How did the author do that??
As you read, you can think about what's working for you, and why.
My third-grader has to write Reading Responses for homework: her teacher sent home a list of questions, and she has to pick one to answer about a book she’s reading. This week, we’ve been reading The 13-Story Treehouse by Andy Griffiths and Terry Denton, and my daughter chose to answer the following question:
How does the author make this part feel exciting, calm, scary, or funny?
I’ll preface her response by saying that this is a very silly book. The particular chapter we read right before she did her writing assignment involved the two main characters of the book inventing a heroic index finger character named…Superfinger. Superfinger saves the day by swooping in to help citizens with “problems requiring finger-based solutions.”
My child tapped her pencil on the table, thinking, and then painstakingly printed:
“Superfinger unclogged a kid’s nose! It is funny because it is descusting.”
She’s not wrong! (Aside from how she spelled “disgusting,” but we’re still working on spelling. She’s eight.) Gross-out humor is a hallmark of books for her age bracket.
I liked that this writing assignment made her consider and articulate why she was laughing. How did the authors make that specific chapter extra-funny? (They added just the right amount of “descusting.”)
Meanwhile, observing my daughter as she worked on her Reading Response reminded me how much I enjoy cracking stories open to figure out what’s making them tick.
Obviously, this is an incredibly useful skill for writers to cultivate.
As I read, I constantly find myself considering what the author is doing to make me feel a certain way. How are the words and sentences strung together to elicit smiles, tears, or chills? How is the author setting a certain tone or mood? How is tension built up or released? If I can articulate what someone else is doing in their work, I can take that knowledge back to my own writing.

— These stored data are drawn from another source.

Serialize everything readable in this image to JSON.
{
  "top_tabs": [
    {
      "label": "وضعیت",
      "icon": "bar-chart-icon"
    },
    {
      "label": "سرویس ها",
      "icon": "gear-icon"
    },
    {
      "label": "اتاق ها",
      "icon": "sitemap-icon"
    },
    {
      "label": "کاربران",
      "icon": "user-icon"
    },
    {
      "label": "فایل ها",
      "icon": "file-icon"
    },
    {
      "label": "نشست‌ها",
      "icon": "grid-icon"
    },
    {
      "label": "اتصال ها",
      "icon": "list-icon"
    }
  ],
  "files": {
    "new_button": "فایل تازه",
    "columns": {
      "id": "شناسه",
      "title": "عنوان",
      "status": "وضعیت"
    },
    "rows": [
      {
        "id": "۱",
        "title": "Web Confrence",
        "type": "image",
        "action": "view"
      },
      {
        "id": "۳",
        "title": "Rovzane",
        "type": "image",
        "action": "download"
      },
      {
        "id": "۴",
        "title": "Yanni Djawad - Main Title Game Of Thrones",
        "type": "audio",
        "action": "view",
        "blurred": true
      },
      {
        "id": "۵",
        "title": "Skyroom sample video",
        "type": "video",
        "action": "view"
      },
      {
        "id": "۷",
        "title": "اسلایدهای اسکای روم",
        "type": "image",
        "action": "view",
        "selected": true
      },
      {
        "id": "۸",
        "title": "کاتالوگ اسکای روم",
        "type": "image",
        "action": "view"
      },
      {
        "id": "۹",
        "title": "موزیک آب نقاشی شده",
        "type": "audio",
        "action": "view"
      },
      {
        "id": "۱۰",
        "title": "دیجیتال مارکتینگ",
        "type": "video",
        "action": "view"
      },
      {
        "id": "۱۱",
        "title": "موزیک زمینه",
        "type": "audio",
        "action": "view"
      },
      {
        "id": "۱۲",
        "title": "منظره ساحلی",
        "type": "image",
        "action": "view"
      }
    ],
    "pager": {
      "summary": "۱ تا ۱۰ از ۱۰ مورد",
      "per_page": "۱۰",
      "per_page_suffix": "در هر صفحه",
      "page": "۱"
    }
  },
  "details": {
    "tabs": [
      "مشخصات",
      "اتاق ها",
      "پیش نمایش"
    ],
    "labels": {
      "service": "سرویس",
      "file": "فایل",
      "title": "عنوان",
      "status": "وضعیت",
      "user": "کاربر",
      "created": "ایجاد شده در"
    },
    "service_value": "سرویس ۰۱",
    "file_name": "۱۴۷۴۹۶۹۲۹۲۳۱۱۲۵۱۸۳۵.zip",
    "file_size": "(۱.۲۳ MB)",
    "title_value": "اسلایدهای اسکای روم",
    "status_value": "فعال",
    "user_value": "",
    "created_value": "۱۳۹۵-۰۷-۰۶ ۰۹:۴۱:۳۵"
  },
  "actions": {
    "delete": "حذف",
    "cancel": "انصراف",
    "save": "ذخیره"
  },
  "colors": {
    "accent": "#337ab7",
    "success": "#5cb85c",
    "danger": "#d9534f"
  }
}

Honestly, I enjoyed this process well before I was writing books, myself. I was an English major in college (technically a double-major, English and dance), and as you can imagine, those English literature classes involved a lot of analysis. One of my favorite undergrad courses was a semester-long deep-dive into Hamlet. In addition to reading the original play slowly, scene-by-scene, we also read more recent works that were inspired by Hamlet, and we watched multiple film versions of the play. We examined Hamlet under a microscope. It was fascinating.
Of course, you don’t have to assess everything you read with this microscopic level of attention, but—especially if you’re a writer—there is a lot of value to occasionally slowing down and asking yourself, how did the author do that??
Not sure where to begin?
Here are a few things you might observe!
Keep in mind that a lot of this will be subjective. What works for you won’t work for every reader. You’re not trying to determine whether the story is told in the “right” way—because there isn’t a single right way. Instead, you’re asking yourself, what is the author doing, and what effect does what they’re doing have on you, as a reader?
Pacing:
Do the events of the story feel like they’re unfolding at the correct speed? I consider this not only in terms of the internal timeline of the plot (i.e. if the book takes place over a day, a week, or a year), but also in terms of how many pages the author allots to each scene.
Does anything feel skipped or glossed over? Conversely, do you feel like too much time is being devoted to something that’s seemingly not as pivotal? Why do you think the author might have made that choice?
Sentence/paragraph structure:
Does the author tend to use longer, more stream-of-consciousness sentences, or short, crisp, choppy ones? Or a mix?
Does their pattern of writing elicit an emotional response? (For instance, a run-on sentence could feel leisurely and calm, while a series of broken sentence fragments might feel breathless and anxious.)
How does it feel to you when, after a lengthy, winding paragraph, you get a single brief sentence on its own line?
Do different characters speak or narrate in different ways, or does the author have a more cohesive writing style regardless of which character is speaking or narrating?
Fulfilled expectations versus subverted ones:
When something big happens in the plot, do you feel a sigh of relief, as though everything you’ve read has been leading to this? Or were you expecting something else to happen?
If you were expecting something else, are you surprised and delighted, or do you feel frustrated? Were there any clues you missed, pointing to the twist? Or did the author pull an unwarranted (at least, to you) bait-and-switch?
I could go on and on, but I’ll stop there!
Hopefully, those three examples give you a sense of the kinds of things you can take note of as you read—even if you’re not doing a homework assignment on the book.
(As an aside on the topic of homework: one year, in elementary school, I didn’t turn in a single book report, reasoning that the teacher should just trust me when I said I’d read the books. (I went to a Montessori school, in which we did “self-directed learning,” so it took a lot longer than it should have for people to realize I wasn’t doing those writing assignments.) Little did I know that one day, I would go to college specifically to write book reports…)
Are there certain things an author does that tend to jump out to you, as you read?
Oh, and if all else fails, remember my daughter’s words:
“It is funny because it is descusting.”